Tugas cerpen
Cerpen ini diambil dari kisah saya sendiri. Dimana saat pemakanan kakek dari ayah saya, kami sekeluarga mendapatkan kabar dari kampung bahwa kakek dari ibu saya meninggal.
Judul: Dua Kursi Kosong di Ujung Jemaat
Pagi itu gereja berdiri lebih sunyi dari biasanya, seolah loncengnya pun ragu untuk membangunkan duka yang sedang terlelap. Hari itu adalah hari perpisahan untuk Kakek Surya ayah dari ayahku yang telah berpulang dini hari.

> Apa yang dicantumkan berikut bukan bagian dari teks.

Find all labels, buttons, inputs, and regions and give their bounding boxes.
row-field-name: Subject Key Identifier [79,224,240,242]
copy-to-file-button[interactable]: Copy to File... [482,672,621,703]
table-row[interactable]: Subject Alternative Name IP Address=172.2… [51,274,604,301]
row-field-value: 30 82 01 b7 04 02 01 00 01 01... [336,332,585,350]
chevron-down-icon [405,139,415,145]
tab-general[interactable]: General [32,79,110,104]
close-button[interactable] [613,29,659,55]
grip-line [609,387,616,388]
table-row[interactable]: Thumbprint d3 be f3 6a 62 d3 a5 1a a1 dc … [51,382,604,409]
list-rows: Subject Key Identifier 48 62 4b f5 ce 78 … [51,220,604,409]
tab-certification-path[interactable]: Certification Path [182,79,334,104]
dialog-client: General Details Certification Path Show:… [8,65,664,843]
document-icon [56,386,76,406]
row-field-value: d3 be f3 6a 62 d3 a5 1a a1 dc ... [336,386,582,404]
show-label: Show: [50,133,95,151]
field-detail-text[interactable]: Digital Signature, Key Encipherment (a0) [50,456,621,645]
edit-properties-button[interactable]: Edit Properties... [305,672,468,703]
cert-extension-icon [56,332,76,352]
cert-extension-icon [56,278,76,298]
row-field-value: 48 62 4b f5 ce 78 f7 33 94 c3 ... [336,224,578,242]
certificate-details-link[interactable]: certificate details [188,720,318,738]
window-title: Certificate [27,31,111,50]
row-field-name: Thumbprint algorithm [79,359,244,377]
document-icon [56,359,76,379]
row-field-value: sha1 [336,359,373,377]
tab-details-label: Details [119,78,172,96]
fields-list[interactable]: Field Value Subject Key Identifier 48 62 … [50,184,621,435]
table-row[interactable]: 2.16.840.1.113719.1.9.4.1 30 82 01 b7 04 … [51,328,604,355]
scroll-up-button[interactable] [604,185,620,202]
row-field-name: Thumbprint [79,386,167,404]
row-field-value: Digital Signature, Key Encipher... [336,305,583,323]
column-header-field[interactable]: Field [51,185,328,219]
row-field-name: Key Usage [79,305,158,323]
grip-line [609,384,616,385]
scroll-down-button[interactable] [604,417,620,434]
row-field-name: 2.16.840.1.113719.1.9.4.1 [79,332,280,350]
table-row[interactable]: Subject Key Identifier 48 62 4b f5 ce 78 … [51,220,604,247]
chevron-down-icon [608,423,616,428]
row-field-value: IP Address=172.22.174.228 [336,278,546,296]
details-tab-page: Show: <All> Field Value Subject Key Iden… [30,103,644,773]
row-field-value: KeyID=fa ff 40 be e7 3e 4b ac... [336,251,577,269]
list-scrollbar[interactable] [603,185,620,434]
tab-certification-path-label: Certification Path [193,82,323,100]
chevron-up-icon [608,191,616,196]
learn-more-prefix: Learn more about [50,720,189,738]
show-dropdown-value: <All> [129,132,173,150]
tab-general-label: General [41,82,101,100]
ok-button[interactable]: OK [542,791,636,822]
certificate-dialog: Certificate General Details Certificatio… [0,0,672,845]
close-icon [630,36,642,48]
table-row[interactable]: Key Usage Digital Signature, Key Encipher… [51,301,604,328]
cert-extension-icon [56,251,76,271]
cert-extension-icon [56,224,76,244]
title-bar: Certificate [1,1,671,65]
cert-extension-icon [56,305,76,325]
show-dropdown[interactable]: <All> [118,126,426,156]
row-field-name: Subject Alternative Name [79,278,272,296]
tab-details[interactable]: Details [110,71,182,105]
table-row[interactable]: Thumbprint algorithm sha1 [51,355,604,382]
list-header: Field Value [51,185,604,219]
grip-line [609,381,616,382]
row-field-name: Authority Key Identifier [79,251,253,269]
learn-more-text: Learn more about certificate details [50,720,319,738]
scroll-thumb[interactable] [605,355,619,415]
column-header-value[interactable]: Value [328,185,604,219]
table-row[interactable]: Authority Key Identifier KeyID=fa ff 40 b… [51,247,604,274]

Ia selalu duduk di bangku depan saat misa, mengenakan kemeja putih yang selalu disetrika oleh tangannya sendiri. Ia percaya bahwa menghadap Tuhan itu seperti menghadap tamu agung harus dengan hati dan pakaian terbaik. Kini, bangku itu kosong. Seperti sebuah kursi tua yang ditinggal pemiliknya, tetap berdiri, tapi tak lagi berarti.
Ayah berdiri di samping peti, membaca Mazmur 23 dengan suara yang bergetar. “Sekalipun aku berjalan dalam lembah kekelaman, aku tidak takut bahaya...” Tapi di akhir kalimat, suaranya pecah, seperti kaca retak yang tak bisa lagi memantulkan cahaya. Aku tahu, itu bukan sekadar ayat, itu doa seorang anak yang sedang kehilangan arah.

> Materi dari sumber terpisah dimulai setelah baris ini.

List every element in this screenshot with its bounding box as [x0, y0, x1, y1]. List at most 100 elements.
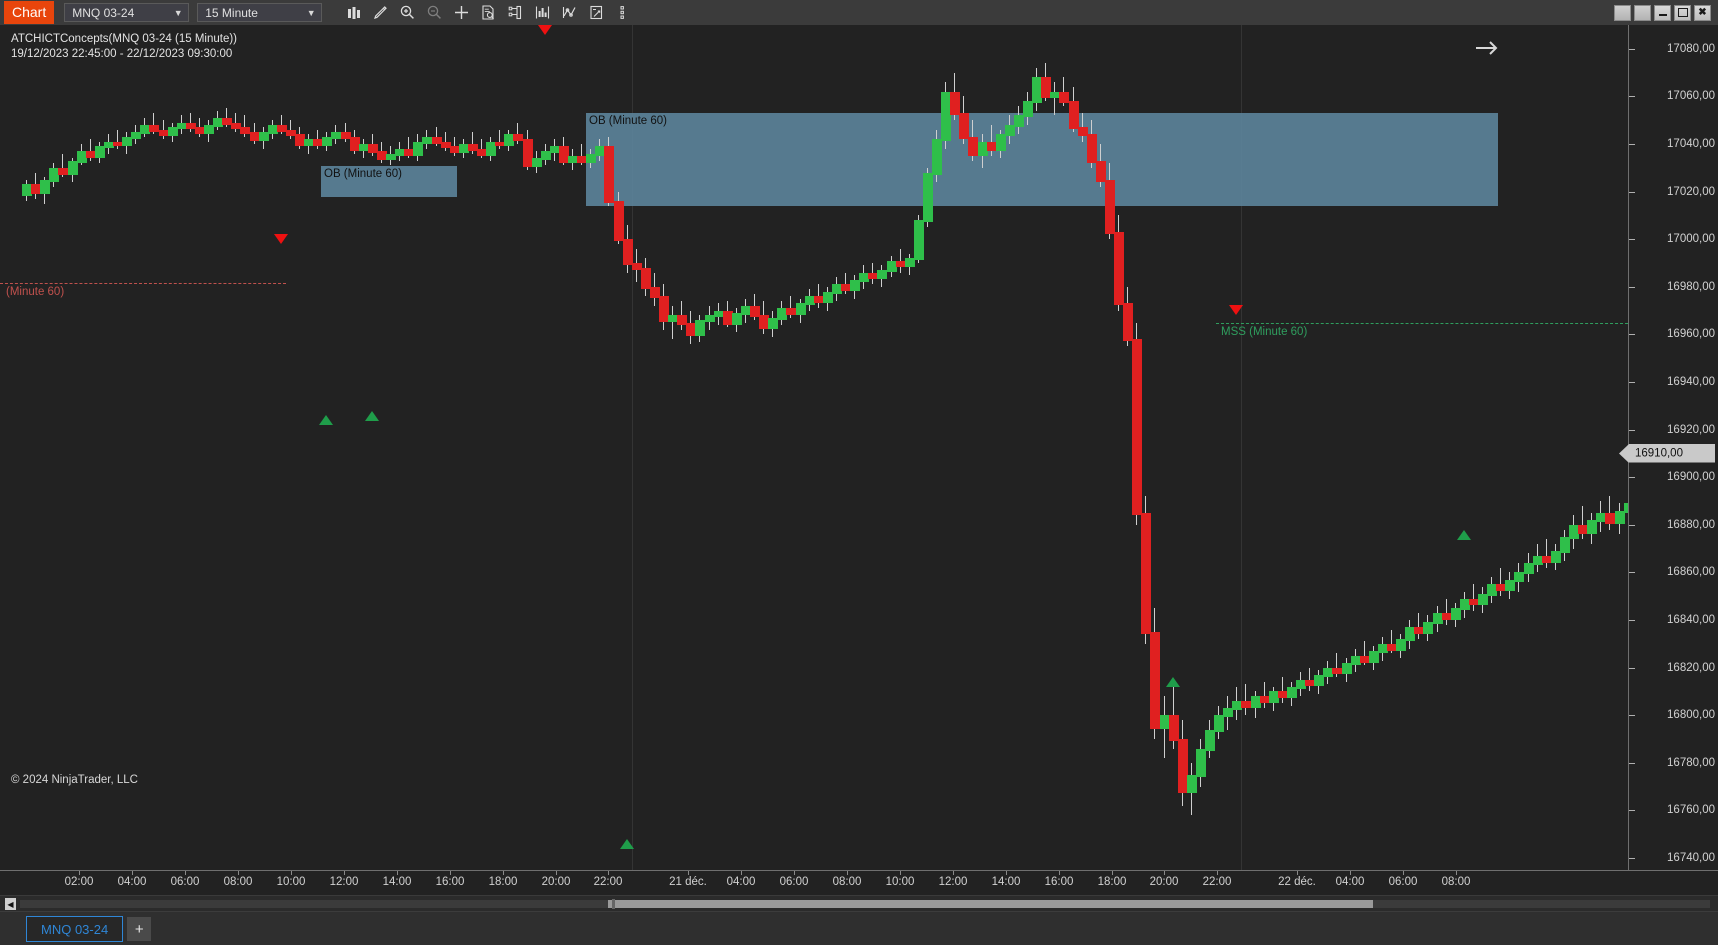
candle-body [604, 146, 614, 204]
level-minute-60-line [0, 283, 286, 284]
interval-selector[interactable]: 15 Minute ▼ [197, 3, 323, 22]
time-axis-label: 06:00 [1388, 876, 1418, 888]
candle-body [996, 134, 1006, 151]
ob-zone-right[interactable] [586, 113, 1498, 206]
candle-body [1141, 512, 1151, 634]
price-tick [1629, 429, 1635, 431]
horizontal-scrollbar[interactable]: ◀ [0, 895, 1718, 912]
time-axis-label: 16:00 [435, 876, 465, 888]
price-tick [1629, 191, 1635, 193]
price-axis-label: 17020,00 [1667, 185, 1715, 198]
zoom-out-icon[interactable] [422, 1, 447, 24]
time-tick [344, 871, 345, 875]
price-axis-label: 16860,00 [1667, 566, 1715, 579]
strategies-icon[interactable] [557, 1, 582, 24]
candle-body [40, 179, 50, 194]
time-tick [450, 871, 451, 875]
price-tick [1629, 715, 1635, 717]
time-axis-label: 04:00 [1335, 876, 1365, 888]
drawing-tools-icon[interactable] [368, 1, 393, 24]
candle-wick [1054, 82, 1055, 116]
price-tick [1629, 810, 1635, 812]
candle-body [1560, 536, 1570, 554]
more-options-icon[interactable] [611, 1, 636, 24]
candle-body [513, 134, 523, 142]
price-axis-label: 16900,00 [1667, 471, 1715, 484]
close-button[interactable]: ✖ [1694, 4, 1711, 21]
time-axis-label: 04:00 [726, 876, 756, 888]
data-series-icon[interactable] [476, 1, 501, 24]
price-axis-label: 16840,00 [1667, 614, 1715, 627]
price-axis-label: 16820,00 [1667, 661, 1715, 674]
candle-body [641, 267, 651, 289]
bullish-signal-marker [1165, 677, 1180, 688]
time-axis[interactable]: 02:00 04:00 06:00 08:00 10:00 12:00 14:00 16:00… [0, 870, 1718, 896]
bearish-signal-marker [1229, 305, 1244, 316]
chart-area: OB (Minute 60) OB (Minute 60) (Minute 60) M… [0, 25, 1718, 896]
candle-body [695, 320, 705, 337]
time-tick [503, 871, 504, 875]
time-tick [608, 871, 609, 875]
bearish-signal-marker [273, 233, 288, 244]
candle-body [1187, 774, 1197, 794]
minimize-button[interactable] [1654, 4, 1671, 21]
scroll-left-button[interactable]: ◀ [5, 898, 16, 910]
chart-app-badge[interactable]: Chart [4, 1, 55, 24]
time-axis-label: 21 déc. [669, 876, 707, 888]
time-axis-label: 22:00 [593, 876, 623, 888]
chart-panels-icon[interactable] [503, 1, 528, 24]
panel-button-2[interactable] [1634, 4, 1651, 21]
candle-body [1605, 512, 1615, 525]
level-minute-60-label: (Minute 60) [6, 286, 65, 298]
bearish-signal-marker [537, 25, 552, 35]
candle-body [1205, 729, 1215, 751]
price-axis-label: 17040,00 [1667, 138, 1715, 150]
chart-date-range: 19/12/2023 22:45:00 - 22/12/2023 09:30:0… [11, 48, 233, 60]
time-axis-label: 04:00 [117, 876, 147, 888]
price-tick [1629, 286, 1635, 288]
arrow-right-icon[interactable] [1474, 37, 1500, 59]
candle-body [331, 132, 341, 139]
chart-plot-canvas[interactable]: OB (Minute 60) OB (Minute 60) (Minute 60) M… [0, 25, 1628, 870]
time-axis-label: 08:00 [223, 876, 253, 888]
price-axis-label: 17080,00 [1667, 42, 1715, 55]
time-axis-label: 02:00 [64, 876, 94, 888]
page-title: ATCHICTConcepts(MNQ 03-24 (15 Minute)) [11, 33, 238, 45]
price-axis-label: 16960,00 [1667, 328, 1715, 341]
bar-type-icon[interactable] [341, 1, 366, 24]
tab-mnq-03-24[interactable]: MNQ 03-24 [26, 916, 124, 942]
time-tick [185, 871, 186, 875]
candle-body [1023, 101, 1033, 118]
maximize-button[interactable] [1674, 4, 1691, 21]
mss-minute-60-label: MSS (Minute 60) [1221, 326, 1308, 338]
time-tick [1112, 871, 1113, 875]
price-axis-label: 16740,00 [1667, 852, 1715, 865]
indicators-icon[interactable] [530, 1, 555, 24]
scrollbar-grip[interactable] [612, 899, 615, 909]
zoom-in-icon[interactable] [395, 1, 420, 24]
candle-body [58, 167, 68, 175]
panel-button-1[interactable] [1614, 4, 1631, 21]
candle-body [1241, 701, 1251, 708]
chevron-down-icon: ▼ [306, 7, 316, 18]
scrollbar-thumb[interactable] [608, 900, 1373, 908]
chart-trader-icon[interactable] [584, 1, 609, 24]
price-axis[interactable]: 17080,00 17060,00 17040,00 17020,00 17000,00… [1619, 25, 1718, 870]
current-price-marker: 16910,00 [1619, 443, 1715, 463]
time-tick [953, 871, 954, 875]
price-tick [1629, 144, 1635, 145]
candle-body [1196, 748, 1206, 777]
time-axis-label: 20:00 [1149, 876, 1179, 888]
add-tab-button[interactable]: + [127, 917, 152, 941]
candle-body [1132, 339, 1142, 515]
candle-body [422, 136, 432, 144]
bullish-signal-marker [364, 410, 379, 421]
candle-body [68, 160, 78, 175]
candle-body [1096, 160, 1106, 182]
instrument-selector[interactable]: MNQ 03-24 ▼ [64, 3, 190, 22]
time-axis-label: 22:00 [1202, 876, 1232, 888]
copyright-text: © 2024 NinjaTrader, LLC [11, 774, 138, 786]
price-axis-label: 17060,00 [1667, 90, 1715, 103]
crosshair-icon[interactable] [449, 1, 474, 24]
time-axis-label: 22 déc. [1278, 876, 1316, 888]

Saat jenazah Kakek Surya dibawa ke pemakaman gereja di lereng bukit, angin berembus lembut, seperti nafas Tuhan sendiri yang mengantarnya pulang. Kami menaburkan bunga dan mengucap Salam Damai, lalu berdiri dalam keheningan, seperti menunggu sesuatu... atau seseorang.
Telepon berdering. Ibu menjawab, dan dunia runtuh untuk kedua kalinya hari itu.

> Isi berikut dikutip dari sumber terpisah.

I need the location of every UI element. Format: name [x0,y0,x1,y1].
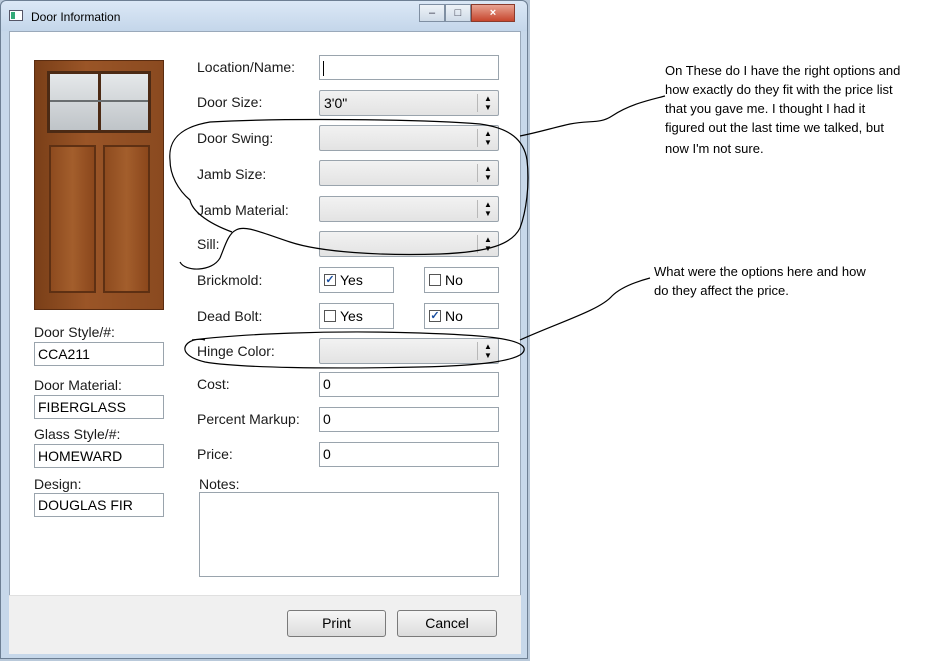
brickmold-yes-checkbox[interactable]: ✓ Yes [319,267,394,293]
door-swing-dropdown[interactable]: ▲ ▼ [319,125,499,151]
check-icon: ✓ [429,310,441,322]
note2-line: do they affect the price. [654,283,789,298]
door-size-dropdown[interactable]: 3'0" ▲ ▼ [319,90,499,116]
door-swing-label: Door Swing: [197,130,274,146]
design-label: Design: [34,476,82,492]
sill-label: Sill: [197,236,220,252]
door-material-label: Door Material: [34,377,122,393]
text-caret [323,60,324,76]
door-material-field[interactable]: FIBERGLASS [34,395,164,419]
jamb-material-dropdown[interactable]: ▲ ▼ [319,196,499,222]
note1-line: figured out the last time we talked, but [665,120,884,135]
title-bar[interactable]: Door Information – □ × [1,1,527,31]
deadbolt-label: Dead Bolt: [197,308,263,324]
price-label: Price: [197,446,233,462]
door-style-label: Door Style/#: [34,324,115,340]
note1-line: now I'm not sure. [665,141,764,156]
jamb-material-label: Jamb Material: [197,202,289,218]
minimize-button[interactable]: – [419,4,445,22]
maximize-button[interactable]: □ [445,4,471,22]
notes-textarea[interactable] [199,492,499,577]
brickmold-no-checkbox[interactable]: No [424,267,499,293]
door-panel-right [103,145,150,293]
glass-style-label: Glass Style/#: [34,426,121,442]
brickmold-label: Brickmold: [197,272,263,288]
notes-label: Notes: [199,476,240,492]
markup-input[interactable]: 0 [319,407,499,432]
print-button[interactable]: Print [287,610,386,637]
cost-input[interactable]: 0 [319,372,499,397]
door-size-label: Door Size: [197,94,263,110]
door-size-value: 3'0" [324,95,348,111]
window-title: Door Information [31,10,121,24]
sill-dropdown[interactable]: ▲ ▼ [319,231,499,257]
updown-arrow-icon: ▲ ▼ [477,342,498,360]
leader-line-2 [519,277,651,341]
checkbox-empty-icon [324,310,336,322]
hinge-color-dropdown[interactable]: ▲ ▼ [319,338,499,364]
updown-arrow-icon: ▲ ▼ [477,164,498,182]
checkbox-empty-icon [429,274,441,286]
hinge-color-label: Hinge Color: [197,343,275,359]
updown-arrow-icon: ▲ ▼ [477,94,498,112]
window-app-icon [9,10,23,21]
markup-label: Percent Markup: [197,411,300,427]
deadbolt-no-text: No [445,308,463,324]
updown-arrow-icon: ▲ ▼ [477,129,498,147]
deadbolt-no-checkbox[interactable]: ✓ No [424,303,499,329]
deadbolt-yes-checkbox[interactable]: Yes [319,303,394,329]
brickmold-yes-text: Yes [340,272,363,288]
glass-style-field[interactable]: HOMEWARD [34,444,164,468]
leader-line-1 [519,95,666,137]
note1-line: On These do I have the right options and [665,63,901,78]
door-glass [47,71,151,133]
note1-line: that you gave me. I thought I had it [665,101,866,116]
door-panel-left [49,145,96,293]
door-image [34,60,164,310]
check-icon: ✓ [324,274,336,286]
location-label: Location/Name: [197,59,296,75]
updown-arrow-icon: ▲ ▼ [477,200,498,218]
brickmold-no-text: No [445,272,463,288]
annotation-note-1: On These do I have the right options and… [665,61,900,158]
updown-arrow-icon: ▲ ▼ [477,235,498,253]
jamb-size-dropdown[interactable]: ▲ ▼ [319,160,499,186]
close-button[interactable]: × [471,4,515,22]
note2-line: What were the options here and how [654,264,866,279]
price-input[interactable]: 0 [319,442,499,467]
annotation-note-2: What were the options here and how do th… [654,262,866,300]
note1-line: how exactly do they fit with the price l… [665,82,893,97]
cost-label: Cost: [197,376,230,392]
deadbolt-yes-text: Yes [340,308,363,324]
location-input[interactable] [319,55,499,80]
door-style-field[interactable]: CCA211 [34,342,164,366]
design-field[interactable]: DOUGLAS FIR [34,493,164,517]
jamb-size-label: Jamb Size: [197,166,267,182]
cancel-button[interactable]: Cancel [397,610,497,637]
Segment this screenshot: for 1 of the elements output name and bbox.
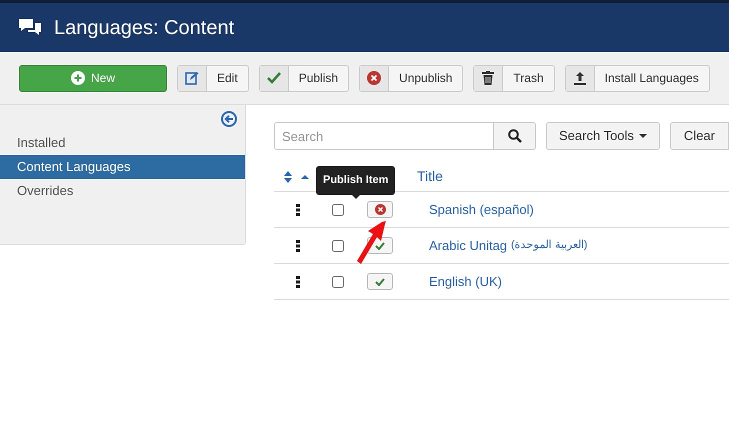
page-title: Languages: Content (54, 16, 234, 40)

“Papa...” bisiknya lirih. “Papa sudah nggak ada.”
Kakek Wibowo, ayah dari ibu, wafat hanya beberapa jam setelah Kakek Surya dimakamkan. Kami belum sempat mengucap selamat jalan, belum sempat mengucapkan terima kasih. Hanya kabar, hanya jarak, hanya duka yang tumpang tindih tanpa jeda.
Ibu bersimpuh di altar rumah, menyalakan dua lilin. Satu untuk Surya, satu untuk Wibowo. Cahaya mereka berkedip pelan, seperti dua bintang yang saling menyapa dari langit berbeda, namun menyinari rumah yang sama.
Di malam harinya, aku melihat ibu dan ayah duduk berdampingan, diam, memandang ke luar jendela yang menghadap taman. Kursi-kursi di halaman kosong. Dulu dua kakek itu sering duduk di sana sambil bercerita tentang masa muda mereka, saling bercanda meski berbeda gereja, berbeda cara berdoa. Tapi mereka percaya pada Tuhan yang sama. Dan kini, dua kursi itu menjadi saksi bahwa cinta tak pernah benar-benar pergi ia hanya berganti bentuk.
Aku bergumam malam itu:
"Hari ini dua kakek kembali ke Rumah Bapa. Satu dijemput lonceng gereja, satu diiringi doa dalam jarak. Tapi aku tahu, di surga sana, dua kursi kosong diisi kembali, dan tawa mereka kembali menggema, seperti paduan suara yang tak pernah kehilangan nada."
Dan di tengah kehilangan, kami menemukan sepotong damai karena surga, pada akhirnya, adalah rumah yang lebih hangat daripada yang pernah bisa kami bangun di bumi.